A comparative analysis of protein targets of withdrawn cardiovascular drugs in human and mouse.

Abstract

Background: Mouse is widely used in animal testing of cardiovascular disease. However, a large number of cardiovascular drugs that have been experimentally proved to work well on mouse were withdrawn because they caused adverse side effects in human.

Methods: In this study, we investigate whether binding patterns of withdrawn cardiovascular drugs are conserved between mouse and human through computational dockings and molecular dynamic simulations. In addition, we also measured the level of conservation of gene expression patterns of the drug targets and their interacting partners by analyzing the microarray data.

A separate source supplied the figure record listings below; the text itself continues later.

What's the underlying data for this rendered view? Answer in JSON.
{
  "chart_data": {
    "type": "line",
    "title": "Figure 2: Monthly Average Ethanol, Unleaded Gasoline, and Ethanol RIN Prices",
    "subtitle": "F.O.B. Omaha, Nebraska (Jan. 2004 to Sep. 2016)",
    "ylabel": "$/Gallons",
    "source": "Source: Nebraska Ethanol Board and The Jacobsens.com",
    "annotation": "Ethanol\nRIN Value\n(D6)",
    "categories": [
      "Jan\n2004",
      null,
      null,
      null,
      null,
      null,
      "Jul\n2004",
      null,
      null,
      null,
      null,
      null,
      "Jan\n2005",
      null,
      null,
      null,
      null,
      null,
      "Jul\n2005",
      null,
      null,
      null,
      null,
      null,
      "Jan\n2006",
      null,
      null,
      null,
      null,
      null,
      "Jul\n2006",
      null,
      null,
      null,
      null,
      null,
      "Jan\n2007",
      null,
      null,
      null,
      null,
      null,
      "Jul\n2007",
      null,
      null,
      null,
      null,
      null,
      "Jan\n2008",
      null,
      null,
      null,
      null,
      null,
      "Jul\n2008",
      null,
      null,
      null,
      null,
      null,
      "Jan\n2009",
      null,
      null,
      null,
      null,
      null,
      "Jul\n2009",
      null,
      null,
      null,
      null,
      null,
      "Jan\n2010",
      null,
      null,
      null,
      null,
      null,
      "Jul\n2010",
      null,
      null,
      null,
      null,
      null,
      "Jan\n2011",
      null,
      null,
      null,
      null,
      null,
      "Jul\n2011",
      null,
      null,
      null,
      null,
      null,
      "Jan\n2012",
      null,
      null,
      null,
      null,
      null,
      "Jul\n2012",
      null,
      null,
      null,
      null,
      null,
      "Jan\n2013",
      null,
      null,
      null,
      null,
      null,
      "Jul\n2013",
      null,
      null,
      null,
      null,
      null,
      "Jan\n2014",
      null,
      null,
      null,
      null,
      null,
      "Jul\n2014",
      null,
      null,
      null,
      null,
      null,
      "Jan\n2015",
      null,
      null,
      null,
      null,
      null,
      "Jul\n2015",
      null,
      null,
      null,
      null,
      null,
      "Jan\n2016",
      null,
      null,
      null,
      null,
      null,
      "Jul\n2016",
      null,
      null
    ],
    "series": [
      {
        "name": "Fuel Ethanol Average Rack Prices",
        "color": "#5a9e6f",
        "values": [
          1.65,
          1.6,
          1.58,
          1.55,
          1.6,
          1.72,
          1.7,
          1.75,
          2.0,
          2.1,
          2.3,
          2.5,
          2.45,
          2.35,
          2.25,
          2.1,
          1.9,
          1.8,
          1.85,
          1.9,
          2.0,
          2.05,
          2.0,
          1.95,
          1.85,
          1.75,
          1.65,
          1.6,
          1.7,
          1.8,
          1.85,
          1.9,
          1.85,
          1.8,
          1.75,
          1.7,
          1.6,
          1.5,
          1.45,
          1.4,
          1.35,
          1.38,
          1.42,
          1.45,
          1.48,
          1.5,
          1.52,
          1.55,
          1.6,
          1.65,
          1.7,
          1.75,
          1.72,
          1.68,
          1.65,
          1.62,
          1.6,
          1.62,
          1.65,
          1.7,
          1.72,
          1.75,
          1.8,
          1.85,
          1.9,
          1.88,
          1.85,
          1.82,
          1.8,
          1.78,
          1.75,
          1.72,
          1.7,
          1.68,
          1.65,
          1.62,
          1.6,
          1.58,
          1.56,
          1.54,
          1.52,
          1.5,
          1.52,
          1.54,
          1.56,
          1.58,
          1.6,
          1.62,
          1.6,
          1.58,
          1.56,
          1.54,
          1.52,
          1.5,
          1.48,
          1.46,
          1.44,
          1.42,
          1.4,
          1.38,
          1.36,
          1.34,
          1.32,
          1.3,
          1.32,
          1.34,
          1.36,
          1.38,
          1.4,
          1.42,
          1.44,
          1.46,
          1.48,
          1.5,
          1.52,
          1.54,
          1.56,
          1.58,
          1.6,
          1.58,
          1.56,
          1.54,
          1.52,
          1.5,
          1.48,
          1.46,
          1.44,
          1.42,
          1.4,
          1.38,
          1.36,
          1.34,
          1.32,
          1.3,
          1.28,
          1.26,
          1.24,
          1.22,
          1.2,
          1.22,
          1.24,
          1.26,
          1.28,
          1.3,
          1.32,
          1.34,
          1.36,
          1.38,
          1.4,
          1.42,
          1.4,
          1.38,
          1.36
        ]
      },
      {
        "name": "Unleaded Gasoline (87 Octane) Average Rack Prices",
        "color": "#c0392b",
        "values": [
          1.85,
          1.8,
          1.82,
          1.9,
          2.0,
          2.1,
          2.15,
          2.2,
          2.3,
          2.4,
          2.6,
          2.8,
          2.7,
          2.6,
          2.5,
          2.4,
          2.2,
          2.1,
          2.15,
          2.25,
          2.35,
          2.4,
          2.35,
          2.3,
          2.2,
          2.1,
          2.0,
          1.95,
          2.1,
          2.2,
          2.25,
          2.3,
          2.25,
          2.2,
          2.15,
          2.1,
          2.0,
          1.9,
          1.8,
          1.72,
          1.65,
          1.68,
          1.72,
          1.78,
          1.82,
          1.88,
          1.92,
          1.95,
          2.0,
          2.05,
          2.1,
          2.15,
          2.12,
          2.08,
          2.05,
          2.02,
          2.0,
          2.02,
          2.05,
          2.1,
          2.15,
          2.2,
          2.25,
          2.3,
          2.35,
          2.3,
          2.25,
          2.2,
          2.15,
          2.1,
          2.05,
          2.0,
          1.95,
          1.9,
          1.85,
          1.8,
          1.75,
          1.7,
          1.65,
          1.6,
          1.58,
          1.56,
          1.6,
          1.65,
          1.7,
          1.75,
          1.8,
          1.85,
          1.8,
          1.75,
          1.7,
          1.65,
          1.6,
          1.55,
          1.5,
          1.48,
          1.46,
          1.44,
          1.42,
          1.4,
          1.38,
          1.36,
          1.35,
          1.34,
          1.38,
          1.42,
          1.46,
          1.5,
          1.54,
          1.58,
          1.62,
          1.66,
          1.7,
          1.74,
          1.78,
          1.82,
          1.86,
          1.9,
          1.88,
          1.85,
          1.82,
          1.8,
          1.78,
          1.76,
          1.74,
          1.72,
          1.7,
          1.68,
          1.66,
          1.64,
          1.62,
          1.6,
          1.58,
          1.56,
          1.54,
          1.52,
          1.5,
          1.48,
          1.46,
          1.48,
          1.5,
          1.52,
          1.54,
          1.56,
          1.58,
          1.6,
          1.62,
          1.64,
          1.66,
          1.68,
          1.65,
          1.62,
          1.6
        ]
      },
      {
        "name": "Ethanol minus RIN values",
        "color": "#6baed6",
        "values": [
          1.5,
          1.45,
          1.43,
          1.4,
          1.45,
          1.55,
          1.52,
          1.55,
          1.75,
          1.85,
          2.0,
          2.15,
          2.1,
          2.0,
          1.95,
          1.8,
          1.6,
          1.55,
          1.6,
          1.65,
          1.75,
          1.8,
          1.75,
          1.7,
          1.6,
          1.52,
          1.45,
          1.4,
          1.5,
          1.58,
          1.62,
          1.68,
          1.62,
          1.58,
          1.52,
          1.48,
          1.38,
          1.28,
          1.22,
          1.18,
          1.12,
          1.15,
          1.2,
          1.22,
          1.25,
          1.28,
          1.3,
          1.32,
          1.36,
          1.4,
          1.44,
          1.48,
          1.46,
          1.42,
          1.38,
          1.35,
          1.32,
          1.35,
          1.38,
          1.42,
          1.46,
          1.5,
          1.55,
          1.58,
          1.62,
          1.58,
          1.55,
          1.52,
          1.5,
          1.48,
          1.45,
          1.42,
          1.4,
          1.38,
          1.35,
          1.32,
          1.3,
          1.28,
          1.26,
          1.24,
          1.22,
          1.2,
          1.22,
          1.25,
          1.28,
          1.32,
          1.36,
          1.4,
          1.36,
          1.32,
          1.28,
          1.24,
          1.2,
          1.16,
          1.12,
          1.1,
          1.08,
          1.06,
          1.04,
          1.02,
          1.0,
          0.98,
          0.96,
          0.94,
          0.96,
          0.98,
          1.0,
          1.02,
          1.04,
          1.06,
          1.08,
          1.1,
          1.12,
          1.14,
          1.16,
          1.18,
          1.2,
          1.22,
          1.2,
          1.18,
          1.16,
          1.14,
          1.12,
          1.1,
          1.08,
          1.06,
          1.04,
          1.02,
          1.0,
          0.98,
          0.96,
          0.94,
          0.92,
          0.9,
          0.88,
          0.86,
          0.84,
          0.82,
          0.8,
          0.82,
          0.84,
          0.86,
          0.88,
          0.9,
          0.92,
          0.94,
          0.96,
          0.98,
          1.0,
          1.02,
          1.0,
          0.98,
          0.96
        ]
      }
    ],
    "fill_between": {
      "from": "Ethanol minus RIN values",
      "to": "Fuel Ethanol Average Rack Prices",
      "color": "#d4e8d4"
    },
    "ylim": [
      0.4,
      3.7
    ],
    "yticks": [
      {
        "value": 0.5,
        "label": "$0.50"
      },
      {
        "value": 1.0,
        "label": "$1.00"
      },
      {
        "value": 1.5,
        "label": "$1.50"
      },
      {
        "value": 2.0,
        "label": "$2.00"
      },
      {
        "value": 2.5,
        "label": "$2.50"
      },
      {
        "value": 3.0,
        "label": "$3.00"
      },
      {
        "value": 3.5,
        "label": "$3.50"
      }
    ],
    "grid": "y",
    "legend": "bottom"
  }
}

Results: The results show that target proteins of withdrawn cardiovascular drugs are functionally conserved between human and mouse. However, all the binding patterns of withdrawn drugs we retrieved show striking difference due to sequence divergence in drug-binding pocket, mainly through loss or gain of hydrogen bond donors and distinct drug-binding pockets. The binding affinities of withdrawn drugs to their receptors tend to be reduced from mouse to human. In contrast, the FDA-approved and best-selling drugs are little affected.

Conclusions: Our analysis suggests that sequence divergence in drug-binding pocket may be a reasonable explanation for the discrepancy of drug effects between animal models and human.